GPS for Maternal and Child Health: Using State-Level Data to Improve Systems of Care for Children
By Michael D. Kogan, PhD, Maternal and Child Health Bureau, Health Resources and Services Administration, U.S. Department of Health and Human Services
In the not too distant past, many maternal and child health (MCH) programs were designed without data to guide them or they did not collect data during the program to evaluate their effectiveness. In a way, it’s like driving a car blind-folded; while it may be thrilling at first, there’s a good chance that you will not wind up at your final destination.
At the beginning of the 21st century, many states did not have data on either the health status or health care experiences of children in their states, often because they lacked the resources to collect the data. To rectify this situation, the Maternal and Child Health Bureau (MCHB) of the Health Resources and Services Administration began an ambitious program to conduct nationally- and state-representative surveys every two years, alternating a survey on children with special health care needs (CSHCN), with a survey on the overall children’s population. The purposes were to provide data to help states respond to MCHB’s Title V Block Grant performance measures, and to be used as a tool for improving systems of care and outcomes for children.
Beginning with the 2001 National Survey of CSHCN and followed by the 2003 National Survey of Children’s Health, the MCHB has now conducted four of these surveys.
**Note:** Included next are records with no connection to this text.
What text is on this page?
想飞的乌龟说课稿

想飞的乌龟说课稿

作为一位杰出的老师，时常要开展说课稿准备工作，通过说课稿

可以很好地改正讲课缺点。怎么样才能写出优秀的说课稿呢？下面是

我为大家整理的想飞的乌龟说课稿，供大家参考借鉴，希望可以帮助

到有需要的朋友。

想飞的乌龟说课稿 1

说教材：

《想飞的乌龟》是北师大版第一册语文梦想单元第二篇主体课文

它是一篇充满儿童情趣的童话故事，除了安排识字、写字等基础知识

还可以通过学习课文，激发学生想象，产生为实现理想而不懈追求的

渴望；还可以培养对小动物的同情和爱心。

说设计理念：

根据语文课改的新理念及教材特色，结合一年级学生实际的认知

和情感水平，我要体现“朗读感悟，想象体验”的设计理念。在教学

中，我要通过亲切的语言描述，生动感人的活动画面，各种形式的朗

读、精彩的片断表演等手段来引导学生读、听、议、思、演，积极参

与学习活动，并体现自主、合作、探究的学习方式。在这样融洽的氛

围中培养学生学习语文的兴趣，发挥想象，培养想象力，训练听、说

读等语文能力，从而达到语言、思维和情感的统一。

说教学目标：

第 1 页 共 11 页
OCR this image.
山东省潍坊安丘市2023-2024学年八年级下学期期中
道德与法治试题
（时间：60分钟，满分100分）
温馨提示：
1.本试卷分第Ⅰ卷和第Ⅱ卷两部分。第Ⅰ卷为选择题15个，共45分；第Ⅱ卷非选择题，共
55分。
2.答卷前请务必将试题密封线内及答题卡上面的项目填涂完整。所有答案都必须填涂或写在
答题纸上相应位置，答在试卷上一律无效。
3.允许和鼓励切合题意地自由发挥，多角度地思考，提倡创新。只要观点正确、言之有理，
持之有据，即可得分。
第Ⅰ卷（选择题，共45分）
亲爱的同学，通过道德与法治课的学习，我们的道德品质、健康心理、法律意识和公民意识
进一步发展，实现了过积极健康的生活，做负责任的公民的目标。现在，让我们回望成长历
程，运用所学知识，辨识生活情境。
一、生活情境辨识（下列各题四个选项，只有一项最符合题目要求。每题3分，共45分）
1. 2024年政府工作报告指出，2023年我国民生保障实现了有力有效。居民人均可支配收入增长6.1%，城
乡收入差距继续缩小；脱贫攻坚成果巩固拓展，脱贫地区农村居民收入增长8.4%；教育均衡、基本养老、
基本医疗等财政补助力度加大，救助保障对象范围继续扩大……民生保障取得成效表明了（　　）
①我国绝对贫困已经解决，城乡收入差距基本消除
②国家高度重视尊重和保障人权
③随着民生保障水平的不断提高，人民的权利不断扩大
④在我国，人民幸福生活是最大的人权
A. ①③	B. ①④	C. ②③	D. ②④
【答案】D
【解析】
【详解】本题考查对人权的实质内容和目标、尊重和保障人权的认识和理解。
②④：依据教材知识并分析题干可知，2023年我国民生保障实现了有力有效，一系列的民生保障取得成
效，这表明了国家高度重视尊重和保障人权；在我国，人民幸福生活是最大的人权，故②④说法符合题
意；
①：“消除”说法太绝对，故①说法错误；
The information from the 2007 National Survey of Children’s Health should be available in early 2009. The information from the 2005-2006 National Survey of CSHCN recently became available. This survey, with 40,000 CSHCN and at least 750 CSCHN in each state, illustrates the importance of being able to conduct state-specific analyses. The chart book on this survey, available at http://mchb.hrsa.gov/cshcn05/ shows, for example, that the percent of CSHCN who received coordinated, ongoing, comprehensive care in a medical home ranged from 39 – 57 percent across states, or the percent of CSHCN who had unmet needs for health services ranged from 10-23 percent. Moreover, since this is the second National Survey of CSHCN, changes over time periods can also be viewed when the measures are comparable. For example, from 2001 to 2005-2006, there was a dramatic change in how CSHCN are insured: in 2001, 21.7% of CSHCN were covered only by public insurance; by 2005-2006, that had increased to 28%.
It is not enough to simply conduct the surveys. Otherwise, the data would just sit there, collecting dust like a bad wedding gift (the Elvis Presley-shaped wine holder that my Great Aunt Selma gave me comes to mind). The data needs to be available and accessible in a form that even the most number-phobic individual can access. So the MCHB established the Data Resource Center, where anyone can simply type in a query and information for your state will be provided almost instantaneously. The website is http://www.childhealthdata.org.
Think of these surveys as GPS devices for your state MCH programs; they can help guide you to use your resources most efficiently to develop systems of care to improve children’s health. Hopefully, the days of driving blind-folded are now in the past.